Tra le orchidee spontanee più spettacolari del Mediterraneo, Himantoglossum robertianum (nota in passato anche come Barlia robertiana) è una delle prime a comparire all’inizio dell’anno. La sua fioritura può iniziare già tra gennaio e febbraio e proseguire fino ad aprile, quando molte altre piante sono ancora in fase vegetativa.
Si tratta di una orchidea terrestre perenne appartenente alla famiglia delle Orchidaceae. La pianta sviluppa due o più grossi rizotuberi sotterranei, organi di riserva che le permettono di superare la stagione sfavorevole e rigenerarsi ogni anno. Dal tubero emerge un fusto robusto ed eretto, alto generalmente tra 20 e 80 cm, talvolta anche più, che porta un’infiorescenza molto densa.
La spiga fiorale può ospitare decine di fiori, spesso profumati, con colori variabili dal rosa chiaro al porpora, talvolta con sfumature verdastre o maculature più scure. I fiori sono relativamente grandi e caratterizzati da un labello trilobato (il “petalo” inferiore delle orchidee) che può essere ulteriormente diviso nella parte centrale.
Questa specie ha distribuzione prevalentemente mediterranea, dal Nord Africa al Medio Oriente, ed è diffusa in gran parte dell’Italia, soprattutto nelle regioni costiere e meridionali.
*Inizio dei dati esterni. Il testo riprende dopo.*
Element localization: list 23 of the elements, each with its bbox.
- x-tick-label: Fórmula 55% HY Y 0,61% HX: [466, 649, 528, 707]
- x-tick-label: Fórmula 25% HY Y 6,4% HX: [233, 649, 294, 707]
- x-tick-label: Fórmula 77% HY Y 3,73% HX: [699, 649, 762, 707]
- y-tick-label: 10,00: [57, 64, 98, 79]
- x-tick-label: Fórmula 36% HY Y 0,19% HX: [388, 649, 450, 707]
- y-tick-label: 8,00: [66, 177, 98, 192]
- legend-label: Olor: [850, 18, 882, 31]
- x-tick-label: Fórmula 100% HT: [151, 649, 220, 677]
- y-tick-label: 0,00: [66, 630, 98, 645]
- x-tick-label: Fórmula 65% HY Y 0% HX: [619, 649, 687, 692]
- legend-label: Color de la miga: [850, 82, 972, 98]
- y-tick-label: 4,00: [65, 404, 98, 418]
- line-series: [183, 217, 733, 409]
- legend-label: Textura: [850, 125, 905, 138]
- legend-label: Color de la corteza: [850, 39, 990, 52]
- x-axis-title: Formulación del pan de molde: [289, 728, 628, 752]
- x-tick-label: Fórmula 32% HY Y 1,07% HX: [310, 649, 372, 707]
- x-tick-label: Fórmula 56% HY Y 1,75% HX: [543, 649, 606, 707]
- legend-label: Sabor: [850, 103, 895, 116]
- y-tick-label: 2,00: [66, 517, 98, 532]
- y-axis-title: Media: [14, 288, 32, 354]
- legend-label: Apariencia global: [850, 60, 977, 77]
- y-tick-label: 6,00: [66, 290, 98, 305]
Predilige ambienti aperti e soleggiati, come prati aridi, garighe, bordi di strade o boschi radi, spesso su substrati calcarei.
Negli ultimi decenni diversi botanici hanno osservato una progressiva espansione verso nord, probabilmente favorita dall’aumento delle temperature medie. Questo rende la specie sempre più frequente anche in aree dove un tempo era rara.
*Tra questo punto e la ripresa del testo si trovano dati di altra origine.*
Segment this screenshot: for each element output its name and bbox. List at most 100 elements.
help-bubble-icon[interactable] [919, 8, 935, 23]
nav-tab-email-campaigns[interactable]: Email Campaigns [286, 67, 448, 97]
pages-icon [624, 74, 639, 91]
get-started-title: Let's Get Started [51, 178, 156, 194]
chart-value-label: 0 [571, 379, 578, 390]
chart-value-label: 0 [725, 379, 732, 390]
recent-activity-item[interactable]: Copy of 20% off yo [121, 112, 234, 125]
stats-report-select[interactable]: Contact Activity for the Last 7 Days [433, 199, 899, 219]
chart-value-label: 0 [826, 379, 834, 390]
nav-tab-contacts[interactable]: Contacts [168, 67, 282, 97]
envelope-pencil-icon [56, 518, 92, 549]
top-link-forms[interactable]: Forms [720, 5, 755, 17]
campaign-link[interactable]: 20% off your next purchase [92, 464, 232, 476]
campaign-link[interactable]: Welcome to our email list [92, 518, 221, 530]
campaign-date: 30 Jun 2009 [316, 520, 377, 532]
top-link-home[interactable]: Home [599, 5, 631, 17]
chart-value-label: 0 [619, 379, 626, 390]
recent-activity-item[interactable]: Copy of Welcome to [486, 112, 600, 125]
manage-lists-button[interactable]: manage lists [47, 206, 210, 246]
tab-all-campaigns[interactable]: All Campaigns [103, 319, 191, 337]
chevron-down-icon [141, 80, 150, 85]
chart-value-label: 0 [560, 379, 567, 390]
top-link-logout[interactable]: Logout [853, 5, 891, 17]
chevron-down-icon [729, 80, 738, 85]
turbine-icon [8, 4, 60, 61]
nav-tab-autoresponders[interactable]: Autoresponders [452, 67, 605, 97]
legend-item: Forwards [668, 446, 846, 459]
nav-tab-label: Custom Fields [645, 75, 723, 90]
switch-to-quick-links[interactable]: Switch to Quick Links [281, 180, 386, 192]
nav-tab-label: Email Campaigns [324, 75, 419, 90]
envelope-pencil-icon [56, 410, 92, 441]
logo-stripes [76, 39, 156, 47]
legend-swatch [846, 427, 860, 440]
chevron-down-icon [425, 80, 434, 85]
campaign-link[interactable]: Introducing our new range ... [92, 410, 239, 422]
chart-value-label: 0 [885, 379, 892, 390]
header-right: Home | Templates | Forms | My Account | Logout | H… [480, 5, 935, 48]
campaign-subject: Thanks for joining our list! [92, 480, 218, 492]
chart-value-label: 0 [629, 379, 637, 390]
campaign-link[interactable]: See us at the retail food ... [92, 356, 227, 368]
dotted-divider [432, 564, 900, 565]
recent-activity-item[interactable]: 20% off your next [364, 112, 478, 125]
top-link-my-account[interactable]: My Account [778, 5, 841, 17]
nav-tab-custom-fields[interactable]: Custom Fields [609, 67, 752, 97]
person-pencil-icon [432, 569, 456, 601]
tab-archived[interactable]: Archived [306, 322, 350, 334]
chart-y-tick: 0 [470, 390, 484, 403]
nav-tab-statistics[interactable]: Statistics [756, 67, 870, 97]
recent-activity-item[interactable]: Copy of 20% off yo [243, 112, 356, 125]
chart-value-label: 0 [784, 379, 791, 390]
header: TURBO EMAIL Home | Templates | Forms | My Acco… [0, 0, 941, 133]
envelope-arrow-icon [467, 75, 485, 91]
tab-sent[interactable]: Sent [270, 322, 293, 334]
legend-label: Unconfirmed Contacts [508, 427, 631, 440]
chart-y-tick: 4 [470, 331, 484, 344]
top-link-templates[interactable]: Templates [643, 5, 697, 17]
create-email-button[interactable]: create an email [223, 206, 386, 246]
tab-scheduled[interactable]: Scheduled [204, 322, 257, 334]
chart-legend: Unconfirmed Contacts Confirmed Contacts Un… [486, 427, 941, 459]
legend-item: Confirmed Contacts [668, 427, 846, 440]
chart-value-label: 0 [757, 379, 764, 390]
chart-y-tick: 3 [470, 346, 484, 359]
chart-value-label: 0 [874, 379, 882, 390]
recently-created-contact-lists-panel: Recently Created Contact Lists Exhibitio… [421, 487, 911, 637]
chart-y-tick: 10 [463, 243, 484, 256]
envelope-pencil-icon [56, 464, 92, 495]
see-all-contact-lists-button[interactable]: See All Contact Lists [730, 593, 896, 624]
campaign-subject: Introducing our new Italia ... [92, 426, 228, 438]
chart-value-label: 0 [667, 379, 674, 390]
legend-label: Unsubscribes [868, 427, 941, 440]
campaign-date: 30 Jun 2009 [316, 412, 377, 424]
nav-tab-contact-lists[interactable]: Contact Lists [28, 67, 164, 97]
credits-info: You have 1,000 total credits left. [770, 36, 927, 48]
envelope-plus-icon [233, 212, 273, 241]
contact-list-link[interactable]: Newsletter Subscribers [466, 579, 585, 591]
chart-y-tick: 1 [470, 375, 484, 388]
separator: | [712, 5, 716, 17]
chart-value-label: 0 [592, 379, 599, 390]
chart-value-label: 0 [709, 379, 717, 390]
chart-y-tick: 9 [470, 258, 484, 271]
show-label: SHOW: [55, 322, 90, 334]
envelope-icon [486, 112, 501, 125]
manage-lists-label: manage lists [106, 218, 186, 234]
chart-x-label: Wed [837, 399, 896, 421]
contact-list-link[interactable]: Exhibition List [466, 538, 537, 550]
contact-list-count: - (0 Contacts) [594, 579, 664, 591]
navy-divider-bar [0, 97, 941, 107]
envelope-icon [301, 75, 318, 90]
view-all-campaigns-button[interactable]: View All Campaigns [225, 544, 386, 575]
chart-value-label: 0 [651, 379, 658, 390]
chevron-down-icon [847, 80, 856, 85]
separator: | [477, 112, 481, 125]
Dal punto di vista sistematico, il nome del genere Himantoglossum deriva dal greco e significa letteralmente “lingua a cinghia”, in riferimento alla forma del labello tipica di molte specie del genere; l’epiteto robertianum è invece dedicato al botanico francese Gaspard Nicolas Robert (XVIII-XIX secolo).
Proprio per la sua dimensione imponente e la fioritura precoce, Himantoglossum robertianum è spesso una delle orchidee spontanee più facili da individuare in inverno e all’inizio della primavera. Come tutte le orchidee spontanee, però, è importante osservarla senza raccoglierla, per permettere alla pianta di completare il ciclo riproduttivo e disperdere i suoi semi.
Di recente è stata osservata una stazione interessante di questa specie a Regnano (Comune di Viano) classificata dal Dott. Andrea Gambarelli, esperto botanico in orchidee selvatiche, e ricordiamo a tutti che è VIETATO RACCOGLIERE sia la pianta che il fiore per proteggere la specie e permetterne la diffusione.